LONDON: Oil prices edged lower on Friday (May 27) but were on track for weekly gains, supported by the prospect of a tight market due to rising gasoline consumption in the United States in summer, and also the possibility of an EU ban on Russian oil.
Brent crude was down 20 cents, or 0.2 per cent, at US$117.20 at 11.04am GMT (7.04pm, Singapore time), but was on track for a gain of about 4 per cent this week.
US West Texas Intermediate (WTI) crude fell 40 cents, or 0.4 per cent, to US$113.69 a barrel. WTI is set for a weekly gain of about 0.5 per cent.
"Oil prices have risen to the highest level since end of March, benefiting from renewed declines in US oil inventories," said UBS analyst Giovanni Staunovo.
US gasoline stocks fell by 482,000 barrels last week to 219.7 million barrels, US Energy Information Administration said on Wednesday. The start of summer driving season in the United States normally entails increased consumption.

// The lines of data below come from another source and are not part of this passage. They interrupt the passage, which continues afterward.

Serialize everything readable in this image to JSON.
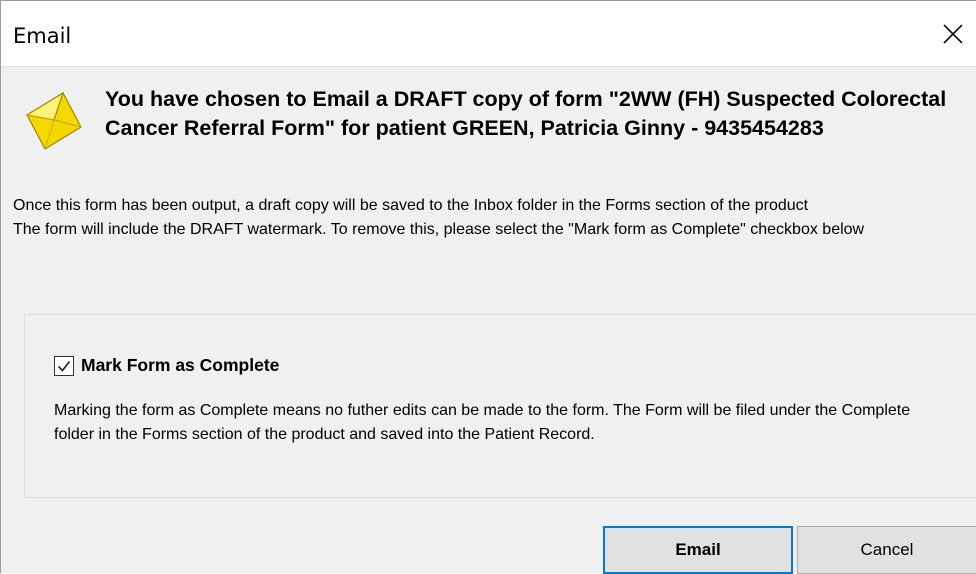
{
  "window": {
    "title": "Email"
  },
  "header": {
    "icon": "envelope-icon",
    "text": "You have chosen to Email a DRAFT copy of form \"2WW (FH) Suspected Colorectal Cancer Referral Form\" for patient GREEN, Patricia Ginny - 9435454283"
  },
  "info": {
    "line1": "Once this form has been output, a draft copy will be saved to the Inbox folder in the Forms section of the product",
    "line2": "The form will include the DRAFT watermark. To remove this, please select the \"Mark form as Complete\" checkbox below"
  },
  "complete": {
    "label": "Mark Form as Complete",
    "checked": true,
    "description": "Marking the form as Complete means no futher edits can be made to the form. The Form will be filed under the Complete folder in the Forms section of the product and saved into the Patient Record."
  },
  "buttons": {
    "email": "Email",
    "cancel": "Cancel"
  },
  "colors": {
    "default_button_border": "#0078d7",
    "dialog_background": "#f0f0f0",
    "icon_yellow": "#f5d800"
  }
}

"The US driving season and strong travel demand should help (prices). With supply growth lagging demand growth, the oil market is likely to stay undersupplied. Hence, we remain positive in our outlook for crude prices," Staunovo added.
Both benchmark crude contracts were also supported as the European Commission continued to seek unanimous support of all 27 EU member states for its proposed new sanctions against Russia, with Hungary posing a stumbling block.
A top Hungarian aide said the country needed three-and-a-half to four years to shift away from Russian crude and make huge investments to adjust its economy.
Hungary could not back the EU's proposed oil embargo until there was a deal on all issues, the aide said.
"We believe that a sharp contraction in Russian oil exports could trigger a full-blown 1980s style oil crisis and push Brent well past US$150 per barrel," Bank of America said in a note.
Oil prices jumped after the Iranian revolution in 1979 and a long war between Iran and Iraq (1980 to 1988), although a global recession soon hindered fuel demand and oil prices dropped back.
Prices have gained about 50 per cent so far this year.
OPEC+ is set to stick to last year's oil production deal at its Jun 2 meeting and raise July output targets by 432,000 barrels per day, six OPEC+ sources told Reuters.
The OPEC+ members would thereby rebuff Western calls for a faster increase to lower surging prices.